Lynn Nottage’s Sweat (commissioned and produced by the Oregon Shakespeare Festival) is a distillation of the frustrations and personal tragedies visited on the working class of Reading, Pennsylvania. The economic shocks of globalization generally and NAFTA specifically resound here on Route 422 as plant closings, lockouts, and busted pensions. Nottage dramatizes these Berks County stories with a strong ensemble of nine fully-realized characters, by turns striving, washed up, deluded, and occasionally successful. All of them, in one way or another, are trying to find a way to hold the line, be it against strikebreakers, addiction, or self-destructive violence. And through Nottage’s particulars she achieves a universal.
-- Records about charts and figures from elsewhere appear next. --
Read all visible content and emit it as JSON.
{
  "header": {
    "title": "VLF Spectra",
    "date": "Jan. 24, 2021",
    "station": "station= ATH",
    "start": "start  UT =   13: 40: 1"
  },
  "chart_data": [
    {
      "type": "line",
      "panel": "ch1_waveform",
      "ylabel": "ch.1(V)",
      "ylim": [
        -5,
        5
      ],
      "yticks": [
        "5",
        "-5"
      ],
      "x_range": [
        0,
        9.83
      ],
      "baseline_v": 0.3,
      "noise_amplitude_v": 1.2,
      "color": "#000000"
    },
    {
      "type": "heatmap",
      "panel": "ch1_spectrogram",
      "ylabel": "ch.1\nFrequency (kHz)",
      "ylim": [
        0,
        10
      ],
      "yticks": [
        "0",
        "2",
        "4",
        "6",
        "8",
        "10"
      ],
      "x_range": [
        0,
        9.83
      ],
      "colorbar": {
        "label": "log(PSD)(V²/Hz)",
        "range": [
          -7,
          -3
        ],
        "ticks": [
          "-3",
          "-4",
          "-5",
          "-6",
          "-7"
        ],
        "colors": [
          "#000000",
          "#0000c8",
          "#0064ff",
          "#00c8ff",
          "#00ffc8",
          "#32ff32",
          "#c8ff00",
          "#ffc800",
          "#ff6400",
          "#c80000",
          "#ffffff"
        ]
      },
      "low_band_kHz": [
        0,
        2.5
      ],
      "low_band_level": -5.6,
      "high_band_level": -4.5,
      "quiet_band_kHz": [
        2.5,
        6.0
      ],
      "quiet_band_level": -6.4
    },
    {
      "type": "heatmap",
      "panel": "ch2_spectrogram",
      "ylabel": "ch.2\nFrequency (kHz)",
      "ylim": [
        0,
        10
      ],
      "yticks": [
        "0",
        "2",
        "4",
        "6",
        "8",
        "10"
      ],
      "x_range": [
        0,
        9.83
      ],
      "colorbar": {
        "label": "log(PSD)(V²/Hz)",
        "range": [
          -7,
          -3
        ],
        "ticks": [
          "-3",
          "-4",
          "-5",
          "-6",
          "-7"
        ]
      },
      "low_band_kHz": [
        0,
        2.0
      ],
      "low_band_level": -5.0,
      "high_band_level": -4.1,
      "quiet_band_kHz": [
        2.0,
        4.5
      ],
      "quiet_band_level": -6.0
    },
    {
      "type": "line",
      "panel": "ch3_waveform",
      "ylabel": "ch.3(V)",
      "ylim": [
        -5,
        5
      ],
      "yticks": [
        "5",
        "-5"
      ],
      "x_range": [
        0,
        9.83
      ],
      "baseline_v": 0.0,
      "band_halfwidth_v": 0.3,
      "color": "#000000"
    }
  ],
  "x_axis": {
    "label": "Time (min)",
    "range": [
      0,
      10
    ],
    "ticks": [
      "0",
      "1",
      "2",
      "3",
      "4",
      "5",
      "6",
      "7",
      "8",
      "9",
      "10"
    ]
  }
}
The main playing space is a local bar, designed by John Lee Beatty, meticulously tricked out with lamps advertising beer and a TV set playing news from the Bush-Gore campaign of 2000. It’s almost too good looking—one feels the need of a little grit and grime in the corners. It’s presided over by Jack Willis’s Stan, a veteran of both Vietnam and the shop floor; although partially disabled, he makes a worthy bartender, his voice a powerful deep bray of sardonic acceptance.
- Sweat, by Lynn Nottage, directed by Kate Whoriskey, Arena Stage Kreeger Theater, Washington
In a note in the program book, Executive Producer Edgar Dobie calls out the importance of unions and collective bargaining to the artistic process.
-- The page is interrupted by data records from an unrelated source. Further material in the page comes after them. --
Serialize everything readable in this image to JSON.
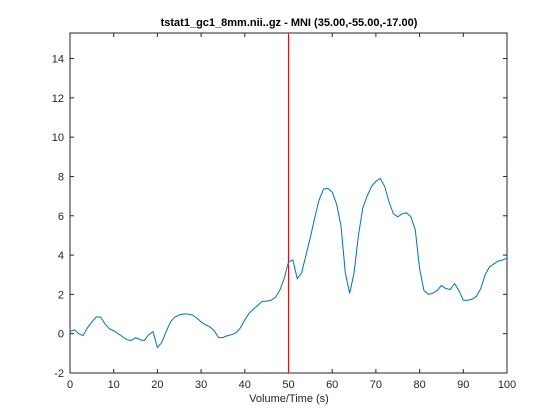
{
  "chart_data": {
    "type": "line",
    "title": "tstat1_gc1_8mm.nii..gz - MNI (35.00,-55.00,-17.00)",
    "xlabel": "Volume/Time (s)",
    "ylabel": "",
    "xlim": [
      0,
      100
    ],
    "ylim": [
      -2,
      15.3
    ],
    "xticks": [
      0,
      10,
      20,
      30,
      40,
      50,
      60,
      70,
      80,
      90,
      100
    ],
    "yticks": [
      -2,
      0,
      2,
      4,
      6,
      8,
      10,
      12,
      14
    ],
    "grid": false,
    "legend": "none",
    "series": [
      {
        "color": "#0072bd",
        "x": [
          0,
          1,
          2,
          3,
          4,
          5,
          6,
          7,
          8,
          9,
          10,
          11,
          12,
          13,
          14,
          15,
          16,
          17,
          18,
          19,
          20,
          21,
          22,
          23,
          24,
          25,
          26,
          27,
          28,
          29,
          30,
          31,
          32,
          33,
          34,
          35,
          36,
          37,
          38,
          39,
          40,
          41,
          42,
          43,
          44,
          45,
          46,
          47,
          48,
          49,
          50,
          51,
          52,
          53,
          54,
          55,
          56,
          57,
          58,
          59,
          60,
          61,
          62,
          63,
          64,
          65,
          66,
          67,
          68,
          69,
          70,
          71,
          72,
          73,
          74,
          75,
          76,
          77,
          78,
          79,
          80,
          81,
          82,
          83,
          84,
          85,
          86,
          87,
          88,
          89,
          90,
          91,
          92,
          93,
          94,
          95,
          96,
          97,
          98,
          99,
          100
        ],
        "y": [
          0.1,
          0.2,
          0.0,
          -0.1,
          0.3,
          0.6,
          0.85,
          0.85,
          0.5,
          0.25,
          0.15,
          0.0,
          -0.15,
          -0.3,
          -0.35,
          -0.2,
          -0.3,
          -0.35,
          -0.05,
          0.1,
          -0.7,
          -0.45,
          0.1,
          0.6,
          0.85,
          0.95,
          1.0,
          1.0,
          0.95,
          0.8,
          0.6,
          0.45,
          0.35,
          0.15,
          -0.2,
          -0.2,
          -0.1,
          -0.05,
          0.05,
          0.3,
          0.7,
          1.05,
          1.25,
          1.45,
          1.65,
          1.65,
          1.7,
          1.85,
          2.2,
          2.8,
          3.65,
          3.75,
          2.8,
          3.1,
          4.0,
          4.9,
          5.9,
          6.8,
          7.35,
          7.4,
          7.2,
          6.6,
          5.5,
          3.1,
          2.05,
          3.1,
          5.0,
          6.4,
          7.0,
          7.5,
          7.75,
          7.9,
          7.5,
          6.7,
          6.1,
          5.95,
          6.1,
          6.15,
          5.95,
          5.3,
          3.3,
          2.2,
          2.0,
          2.05,
          2.2,
          2.45,
          2.3,
          2.25,
          2.55,
          2.2,
          1.7,
          1.7,
          1.75,
          1.9,
          2.3,
          3.0,
          3.4,
          3.55,
          3.7,
          3.75,
          3.85
        ]
      }
    ],
    "marker_line": {
      "x": 50,
      "color": "#ff0000"
    }
  }
}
Embracing a system of unions benefits both employees and employers; the production you are about to enjoy would not have been possible without several of the unions mentioned above, nor could it have transferred from the Oregon Shakespeare Festival to Arena in its original form. We are indebted to the men and women who are represented within these unions, as they hold us accountable to our commitment to fairness and prosperity.